机器学习进阶笔记之五 | 深入理解VGG\Residual Network

引言

TensorFlow是Google基于DistBelief进行研发的第二代人工智能学习系统,被广泛用于语音识别或图像识别等多项机器深度学习领域。其命名来源于本身的运行原理。Tensor(张量)意味着N维数组,Flow(流)意味着基于数据流图的计算,TensorFlow代表着张量从图象的一端流动到另一端计算过程,是将复杂的数据结构传输至人工智能神经网中进行分析和处理的过程。

TensorFlow完全开源,任何人都可以使用。可在小到一部智能手机、大到数千台数据中心服务器的各种设备上运行。

『机器学习进阶笔记』系列将深入解析TensorFlow系统的技术实践,从零开始,由浅入深,与大家一起走上机器学习的进阶之路。
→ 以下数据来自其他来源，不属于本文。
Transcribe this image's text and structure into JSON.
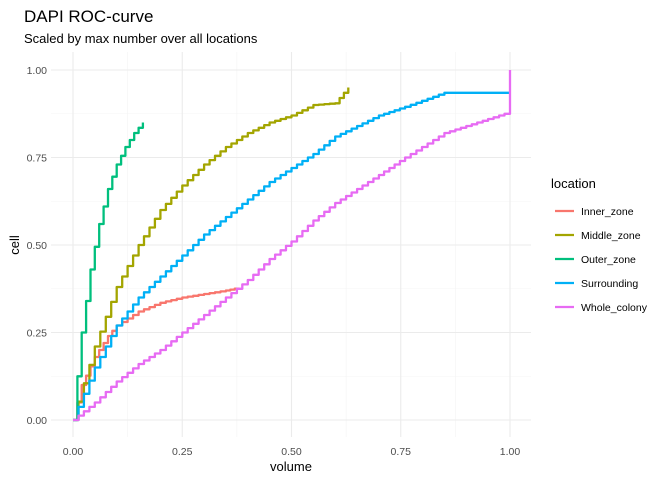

今天的文章是关于 VGG 和 Deep Residual 的两篇Paper解读。

VGGnet

VGG解读

VGGnet是Oxford的Visual Geometry Group的team,在ILSVRC 2014上的相关工作,主要工作是证明了增加网络的深度能够在一定程度上影响网络最终的性能,如下图,文章通过逐步增加网络深度来提高性能,虽然看起来有一点小暴力,没有特别多取巧的,但是确实有效,很多pretrained的方法就是使用VGG的model(主要是16和19),VGG相对其他的方法,参数空间很大,最终的model有500多m,alnext只有200m,googlenet更少,所以train一个vgg模型通常要花费更长的时间,所幸有公开的pretrained model让我们很方便的使用,前面neural style这篇文章就使用的pretrained的model,paper中的几种模型如下:

可以从图中看出,从A到最后的E,他们增加的是每一个卷积组中的卷积层数,最后D,E是我们常见的VGG-16,VGG-19模型,C中作者说明,在引入1*1是考虑做线性变换(这里channel一致, 不做降维),后面在最终数据的分析上来看C相对于B确实有一定程度的提升,但不如D、VGG主要得优势在于

  • 减少参数的措施,对于一组(假定3个,paper里面只stack of three 3*3)卷积相对于7*7在使用3层的非线性关系(3层RELU)的同时保证参数数量为3*(3^2C^2)=27C^2的,而7*7为49C^2,参数约为7*7的81%。
  • 去掉了LRN,减少了内存的小消耗和计算时间


VGG-16 tflearn实现

tflearn 官方github上有给出基于tflearn下的VGG-16的实现
from future import division, print_function, absolute_import

 import tflearn
 from tflearn.layers.core import input_data, dropout, fully_connected
 from tflearn.layers.conv import conv_2d, max_pool_2d
 from tflearn.layers.estimator import regression

 # Data loading and preprocessing
 import tflearn.datasets.oxflower17 as oxflower17
 X, Y = oxflower17.load_data(one_hot=True)

 # Building 'VGG Network'
 network = input_data(shape=[None, 224, 224, 3])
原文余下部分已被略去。